Australia is ranked alongside countries such as Canada and the United Kingdom in having a moderate to high incidence of Type 1 diabetes among children aged under 15, according to a report released today by the Australian Institute of Health and Welfare.
The report, National Diabetes Register: Statistical Profile, December 2001, shows that over the 2000-2001 two-year period, 1,565 new cases of Type 1 diabetes in children aged under 15 were recorded on the Register.
This equates to an annual incidence rate of around 19 new cases per 100,000 population in this age group, similar to countries such as Canada and the United Kingdom, which had 20 and 18 new cases per 100,000 population respectively.
The National Diabetes Register-established to help combat diabetes as a major health concern for Australians-is part of the National Diabetes Strategy.
The Register collects information about people with insulin-treated diabetes who started using insulin since the beginning of 1999. Insulin-treated diabetes can include Type 1 and Type 2 diabetes, as well as gestational and other types of diabetes. Around 22,600 people registered with the NDR in the 1999-2001 period.
AIHW spokesperson Anne-Marie Waters said that the annual rate of 19 new cases per 100,000 population aged under 15 years was 'higher than previous estimates, while also being in line with other studies reporting a rising incidence of diabetes in Australia'.
'The findings also tell us there are high death rates among people with diabetes who use insulin.
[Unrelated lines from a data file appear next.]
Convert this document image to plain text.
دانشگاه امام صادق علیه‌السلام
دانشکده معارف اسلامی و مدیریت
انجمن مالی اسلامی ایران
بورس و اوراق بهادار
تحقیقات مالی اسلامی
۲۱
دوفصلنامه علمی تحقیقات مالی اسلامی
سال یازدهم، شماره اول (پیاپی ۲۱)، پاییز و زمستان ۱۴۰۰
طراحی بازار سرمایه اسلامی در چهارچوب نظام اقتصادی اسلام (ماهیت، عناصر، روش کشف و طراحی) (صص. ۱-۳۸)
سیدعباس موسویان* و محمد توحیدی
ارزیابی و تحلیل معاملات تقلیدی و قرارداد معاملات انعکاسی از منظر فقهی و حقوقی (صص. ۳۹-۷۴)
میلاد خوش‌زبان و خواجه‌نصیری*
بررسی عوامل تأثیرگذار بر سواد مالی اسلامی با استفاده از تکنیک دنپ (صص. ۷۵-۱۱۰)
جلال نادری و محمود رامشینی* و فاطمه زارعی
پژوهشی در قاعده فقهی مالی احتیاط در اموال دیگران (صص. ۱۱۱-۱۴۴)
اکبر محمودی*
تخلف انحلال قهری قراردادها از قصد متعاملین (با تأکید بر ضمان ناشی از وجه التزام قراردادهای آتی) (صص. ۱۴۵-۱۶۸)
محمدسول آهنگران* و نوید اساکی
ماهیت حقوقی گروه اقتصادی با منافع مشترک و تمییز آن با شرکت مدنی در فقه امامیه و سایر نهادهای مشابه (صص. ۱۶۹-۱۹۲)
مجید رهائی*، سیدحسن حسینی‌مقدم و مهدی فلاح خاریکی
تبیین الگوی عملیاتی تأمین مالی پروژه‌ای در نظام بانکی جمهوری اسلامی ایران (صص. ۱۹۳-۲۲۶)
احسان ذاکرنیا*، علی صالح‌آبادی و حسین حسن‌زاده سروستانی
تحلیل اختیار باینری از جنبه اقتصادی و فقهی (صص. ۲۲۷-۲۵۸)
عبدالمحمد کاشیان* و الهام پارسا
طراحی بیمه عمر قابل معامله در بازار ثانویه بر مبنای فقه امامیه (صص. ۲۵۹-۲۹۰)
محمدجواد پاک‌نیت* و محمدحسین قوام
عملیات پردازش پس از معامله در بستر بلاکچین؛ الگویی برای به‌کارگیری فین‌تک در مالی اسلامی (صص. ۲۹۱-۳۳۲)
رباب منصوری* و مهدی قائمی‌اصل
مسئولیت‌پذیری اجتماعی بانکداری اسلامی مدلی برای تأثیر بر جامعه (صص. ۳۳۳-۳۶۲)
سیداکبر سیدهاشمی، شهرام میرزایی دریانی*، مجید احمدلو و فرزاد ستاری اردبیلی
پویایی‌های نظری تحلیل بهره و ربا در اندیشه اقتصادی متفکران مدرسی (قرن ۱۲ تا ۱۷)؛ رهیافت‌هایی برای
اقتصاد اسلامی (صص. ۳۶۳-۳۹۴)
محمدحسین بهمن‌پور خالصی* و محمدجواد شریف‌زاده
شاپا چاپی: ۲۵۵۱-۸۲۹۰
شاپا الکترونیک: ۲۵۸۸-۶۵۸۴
The death rate for NDR registrants was between two and four times that of the general Australian population.'
'Almost all the people who had died since joining the Register were aged 50 years or more, suggesting that they suffered from Type 2 diabetes.'
Other findings from the report include:
- Women strongly outnumber men on the Register in the 25-44 years age group-reflecting the effect of gestational diabetes in women in this age group.
- More than 60% of registrants are aged 45 years and over.
- About 60% of registrants had Type 2 diabetes, 29% had Type 1 diabetes, and 7% had gestational diabetes.
Ms Waters said that the AIHW welcomed approaches from researchers to use information from the Register, which was available subject to ethical clearance.